The next day at breakfast, Naomi looked tired but pleased. Phil, in his robe, ate leftover chicken liver pâté spread on toast for his breakfast, while Naomi and Julia ate Product 19 brand cereal, Julia’s with a big spoonful of sugar dissolving on top.
“Any other funny stories besides Julia and her spilled M&M’s?” Naomi asked Phil.
“That story’s funny?” asked Julia, grinning. Naomi said that even as a little girl Julia had liked to entertain.
Naomi nodded at her, smiling.
“Bob Tingle locked himself in the study and watched the game,” said Phil.
Naomi made an exaggerated motion of rolling her eyes. “Funny stories, not stories that demonstrate rudeness.”
“A group of ladies laughed really hard. They said it was funny that you served André champagne,” said Julia.
“Who said that, honey?” Naomi asked, her voice a little too high.
“I don’t know,” said Julia. “They were pretty. One of them had on a long gold skirt that was very shiny.”

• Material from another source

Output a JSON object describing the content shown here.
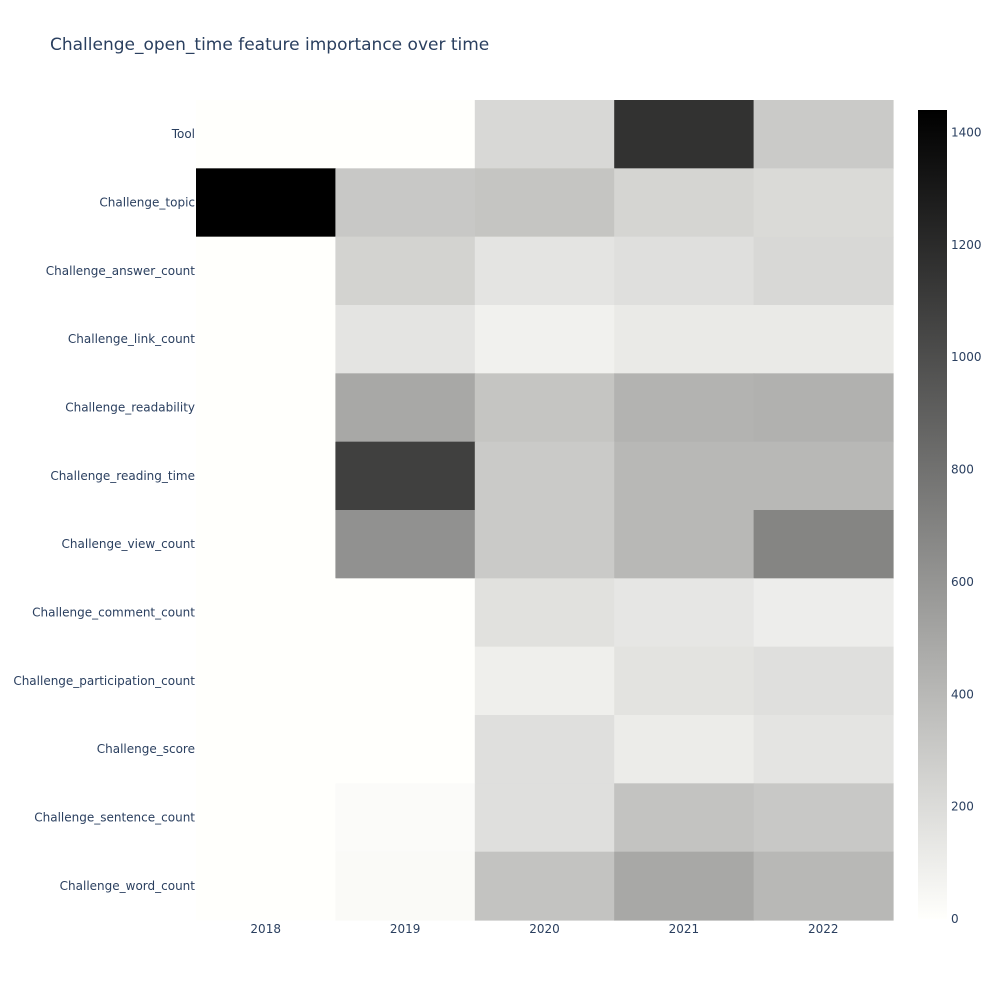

Naomi glared at Phil. “That’s Elizabeth Spencer she’s talking about. Oh, what a bitch!” She squeezed the bridge of her nose with her thumb and forefinger. “Oh God. I can’t believe we served André. What was I thinking? This is Wymberly Way, not Virden.”
“What does ‘bitch’ mean?” asked Julia.
Phil laughed heartily. This laugh was one of the things Naomi loved about him; she said it showed how he embraced the pleasures of life.
“Ask your mother,” he said, before taking a huge bite of his toast and pâté. However invested he was in living where “Old Atlanta” resided, he had never been particularly invested in impressing anyone from it.
“It’s a bad word, sweetie. Mommy shouldn’t have said it.”
“But what does it mean?”
“It means someone whose nose is stuck so high in the air, when she spits her saliva lands back on her face,” said Phil, his mouth full of pâté.
“That’s really more the definition of a snob,” said Naomi, her voice sad, tired.
Ruthie wondered what would happen to the house. Would they sell it? And if so, who would do it, Aunt Mimi? The lawyer?
Maybe—Ruthie hoped—the house would just be put aside until she and Julia were all grown. Ruthie knew her father would not want the house to go on the market. Nothing made him prouder than owning a Philip Schutze—designed house on Wymberly Way, arguably one of the most beautiful streets in Buckhead. Julia referred to its purchase—which Phil spoke of endlessly—as her stepfather’s greatest triumph.